Die Nordea Bank mit Sitz in Dänemark war in Finnland, Schweden und Norwegen über defizitäre Betriebsstätten im Privatkundengeschäft tätig und hatte insofern die entsprechenden Verluste von ihrem in Dänemark steuerpflichtigen Gewinn in Abzug gebracht. Im Zuge einer Umstrukturierung wurden die ausländischen Bankfilialen geschlossen und von anderen (verbundenen) Gesellschaften übernommen; eine Nutzung der Betriebsstättenverluste seitens der übernehmenden Gesellschaften im Rahmen ihrer eigenen Besteuerung war nicht möglich. Die dänische Steuerbehörde  bewertete die Umstrukturierungsvorgänge als teilweise Veräußerung der Betriebsstätten (mit Besteuerungsrecht Dänemark) und besteuerte die in Vorjahren geltend gemachten Betriebsstättenverluste nach. Der EuGH entschied nun – entsprechend dem Antrag der Nordea Bank -, dass dieser behördlichen Maßnahme die Niederlassungsfreiheit entgegensteht. Eine Beschränkung dieser Grundfreiheit ist ausnahmsweise nur dann statthaft, wenn sie Situationen betrifft, die nicht miteinander vergleichbar sind oder wenn sie durch einen zwingenden Grund des Allgemeininteresses gerechtfertigt ist. Beide Ausnahmetatbestände verneinten die Richter. Denn: Die Nachbesteuerung gehe über das hinaus, was zur Erreichung des Ziels der notwendigen Wahrung einer ausgewogenen Aufteilung der Besteuerungsbefugnisse erforderlich ist, da Dänemark die von der Betriebsstätte vor ihrer Veräußerung realisierten Gewinne einschließlich der Gewinne aus der Veräußerung der Betriebsstätte (d. h. unter Zugrundelegung von deren Marktwert) besteuern durfte und systemkonform folglich auch Verluste berücksichtigen muss.

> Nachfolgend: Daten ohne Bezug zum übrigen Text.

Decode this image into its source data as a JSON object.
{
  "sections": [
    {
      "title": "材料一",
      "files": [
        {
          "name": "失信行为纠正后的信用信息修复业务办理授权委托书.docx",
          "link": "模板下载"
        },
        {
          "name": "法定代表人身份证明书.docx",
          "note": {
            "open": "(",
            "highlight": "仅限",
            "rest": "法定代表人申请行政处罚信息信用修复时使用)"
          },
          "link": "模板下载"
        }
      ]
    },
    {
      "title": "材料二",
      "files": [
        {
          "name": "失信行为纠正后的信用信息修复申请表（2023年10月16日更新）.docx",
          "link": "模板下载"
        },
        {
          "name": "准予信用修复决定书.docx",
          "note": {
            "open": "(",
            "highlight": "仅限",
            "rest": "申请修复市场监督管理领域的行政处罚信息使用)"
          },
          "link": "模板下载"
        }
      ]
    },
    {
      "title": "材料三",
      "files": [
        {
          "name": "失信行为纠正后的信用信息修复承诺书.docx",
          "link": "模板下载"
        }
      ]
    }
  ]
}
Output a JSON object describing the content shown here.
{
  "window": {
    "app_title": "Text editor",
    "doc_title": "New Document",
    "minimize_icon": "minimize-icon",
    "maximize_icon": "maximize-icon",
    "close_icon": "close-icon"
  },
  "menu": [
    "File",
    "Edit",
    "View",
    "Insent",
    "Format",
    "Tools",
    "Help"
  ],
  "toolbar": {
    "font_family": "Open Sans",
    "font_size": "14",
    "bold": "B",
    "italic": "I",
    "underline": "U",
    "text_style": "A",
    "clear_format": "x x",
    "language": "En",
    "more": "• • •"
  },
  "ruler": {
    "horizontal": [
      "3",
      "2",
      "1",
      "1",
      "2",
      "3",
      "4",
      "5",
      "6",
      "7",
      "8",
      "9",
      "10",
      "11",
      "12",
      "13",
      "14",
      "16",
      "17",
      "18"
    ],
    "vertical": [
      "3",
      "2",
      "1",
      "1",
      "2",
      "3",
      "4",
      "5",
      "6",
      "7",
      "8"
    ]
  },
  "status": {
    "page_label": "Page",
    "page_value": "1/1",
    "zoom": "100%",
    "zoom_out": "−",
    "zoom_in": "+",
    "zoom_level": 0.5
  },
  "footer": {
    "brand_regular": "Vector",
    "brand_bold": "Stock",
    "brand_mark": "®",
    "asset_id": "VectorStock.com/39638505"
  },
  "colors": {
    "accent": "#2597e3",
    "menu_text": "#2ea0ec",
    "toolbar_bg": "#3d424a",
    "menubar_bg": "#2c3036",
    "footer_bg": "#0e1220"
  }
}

Hinweis: Anfang 2014 hatte der Bundesfinanzhof im Fall einer belgischen Betriebsstätte entschieden, dass finale ausländische Betriebsstättenverluste beim inländischen Stammhaus zu berücksichtigen sind; das Gericht hat dabei den Begriff der Finalität aus tatsächlichen Gründen weiter präzisiert. Die konkret in Rede stehenden Verluste waren mangels tatsächlicher Verrechnungsmöglichkeit final (Urteil vom 5. Februar 2014, I R 48/11 – zur Veröffentlichung bekanntgegeben am 23. April 2014).